Driving out into the Hertfordshire countryside, Purkiss let his thoughts drift back four years. He’d replayed those events many times but there had always been the imperative to look forward, not to wallow. There was nothing more that could be done, and justice of a sort had been achieved. Now, that justice seemed ephemeral, like a software programme whose licence had expired.
*
He’d met Claire Stirling at a consulate bash when he was stationed in Marseille, and he’d immediately recognised her as SIS, like him at the time. The service disapproved of office relationships but with discretion Purkiss and Claire managed it. They were spies, after all. After a few months they were engaged.
A field agent of five years’ standing, Purkiss’s work in Marseille involved the study of immigration patterns into the city from Middle Eastern countries and the application of closer scrutiny when anybody suspicious arrived. Someone, for instance, whose name had come up before in connection with a Service operation elsewhere. Claire’s work was to all appearances more humdrum, monitoring radio traffic between the various embassies. They both enjoyed their work, they socialised mainly with diplomatic staff, and they loved together passionately, the clandestine nature of their union adding to the thrill.
The change came with the death of Behrouz Asgari. An Iranian-born businessman who had made Marseille his home for the previous twenty years, he was also a philanthropist whose investment in local infrastructure had lifted thousands of residents out of slum tenements. Asgari was openly opposed to the incumbent American and British governments and a devout Shi’a Muslim. He’d been extensively investigated, of course – Purkiss had done a lot of the work himself – and came up clean, with no links to hostile activity against the West.

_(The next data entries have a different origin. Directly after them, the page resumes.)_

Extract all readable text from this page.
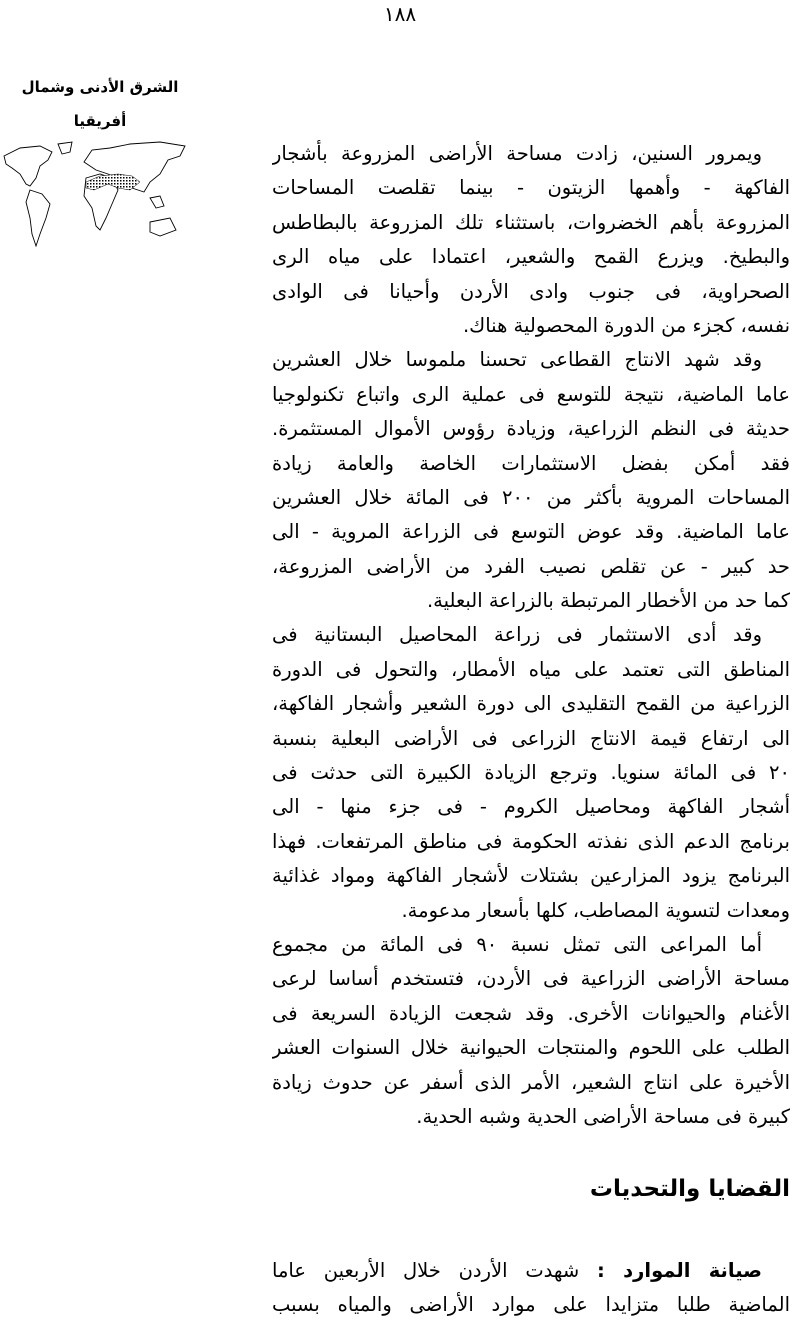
١٨٨
الشرق الأدنى وشمال
أفريقيا
ويمرور السنين، زادت مساحة الأراضى المزروعة بأشجار
الفاكهة - وأهمها الزيتون - بينما تقلصت المساحات
المزروعة بأهم الخضروات، باستثناء تلك المزروعة بالبطاطس
والبطيخ. ويزرع القمح والشعير، اعتمادا على مياه الرى
الصحراوية، فى جنوب وادى الأردن وأحيانا فى الوادى
نفسه، كجزء من الدورة المحصولية هناك.
وقد شهد الانتاج القطاعى تحسنا ملموسا خلال العشرين
عاما الماضية، نتيجة للتوسع فى عملية الرى واتباع تكنولوجيا
حديثة فى النظم الزراعية، وزيادة رؤوس الأموال المستثمرة.
فقد أمكن بفضل الاستثمارات الخاصة والعامة زيادة
المساحات المروية بأكثر من ٢٠٠ فى المائة خلال العشرين
عاما الماضية. وقد عوض التوسع فى الزراعة المروية - الى
حد كبير - عن تقلص نصيب الفرد من الأراضى المزروعة،
كما حد من الأخطار المرتبطة بالزراعة البعلية.
وقد أدى الاستثمار فى زراعة المحاصيل البستانية فى
المناطق التى تعتمد على مياه الأمطار، والتحول فى الدورة
الزراعية من القمح التقليدى الى دورة الشعير وأشجار الفاكهة،
الى ارتفاع قيمة الانتاج الزراعى فى الأراضى البعلية بنسبة
٢٠ فى المائة سنويا. وترجع الزيادة الكبيرة التى حدثت فى
أشجار الفاكهة ومحاصيل الكروم - فى جزء منها - الى
برنامج الدعم الذى نفذته الحكومة فى مناطق المرتفعات. فهذا
البرنامج يزود المزارعين بشتلات لأشجار الفاكهة ومواد غذائية
ومعدات لتسوية المصاطب، كلها بأسعار مدعومة.
أما المراعى التى تمثل نسبة ٩٠ فى المائة من مجموع
مساحة الأراضى الزراعية فى الأردن، فتستخدم أساسا لرعى
الأغنام والحيوانات الأخرى. وقد شجعت الزيادة السريعة فى
الطلب على اللحوم والمنتجات الحيوانية خلال السنوات العشر
الأخيرة على انتاج الشعير، الأمر الذى أسفر عن حدوث زيادة
كبيرة فى مساحة الأراضى الحدية وشبه الحدية.
القضايا والتحديات
صيانة الموارد : شهدت الأردن خلال الأربعين عاما
الماضية طلبا متزايدا على موارد الأراضى والمياه بسبب
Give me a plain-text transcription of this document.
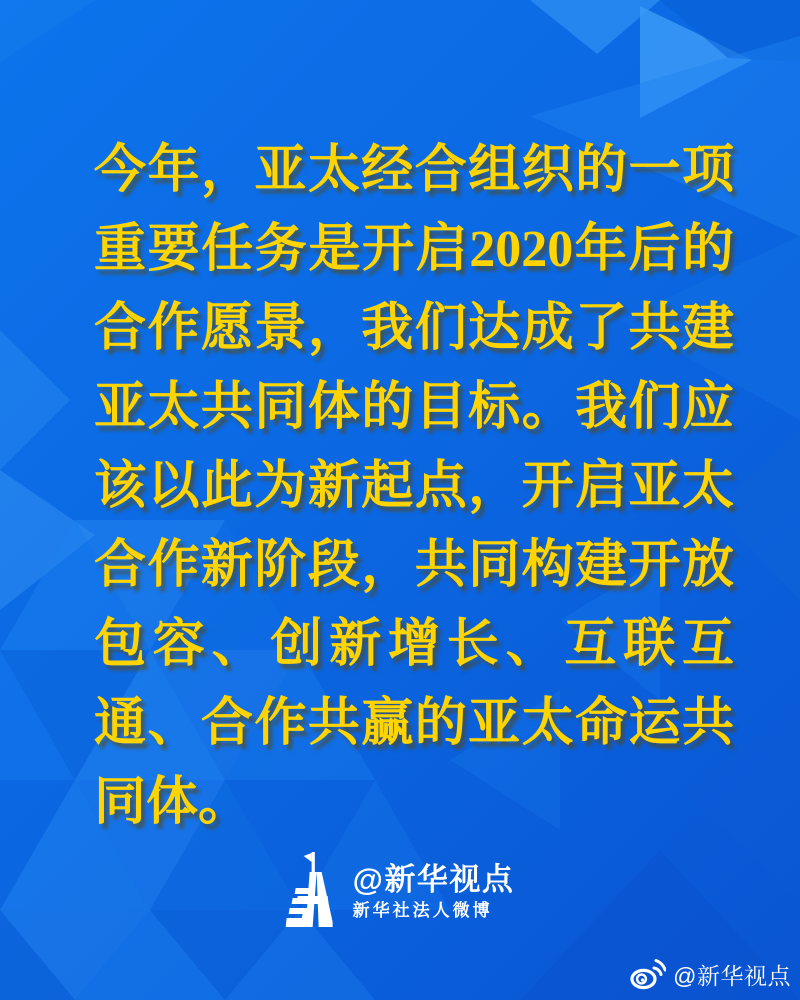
今年，亚太经合组织的一项
重要任务是开启2020年后的
合作愿景，我们达成了共建
亚太共同体的目标。我们应
该以此为新起点，开启亚太
合作新阶段，共同构建开放
包容、创新增长、互联互
通、合作共赢的亚太命运共
同体。
@新华视点
新华社法人微博
@新华视点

One evening, while Asgari had been strolling along the waterfront with his wife, a lone motorcyclist had ridden up and shot him dead. The hit was a professional one, a double tap to the head using modified hollow-point nine-millimetre rounds. Asgari had been a personable, well-liked man, but he had business rivals aplenty, and the police investigation, such as it was, concluded that some unnamed competitor was responsible.
Two weeks after the murder, Claire had come round one evening to Purkiss’s flat – circumstances dictated that they live separately – in an odd mood, silent and brooding.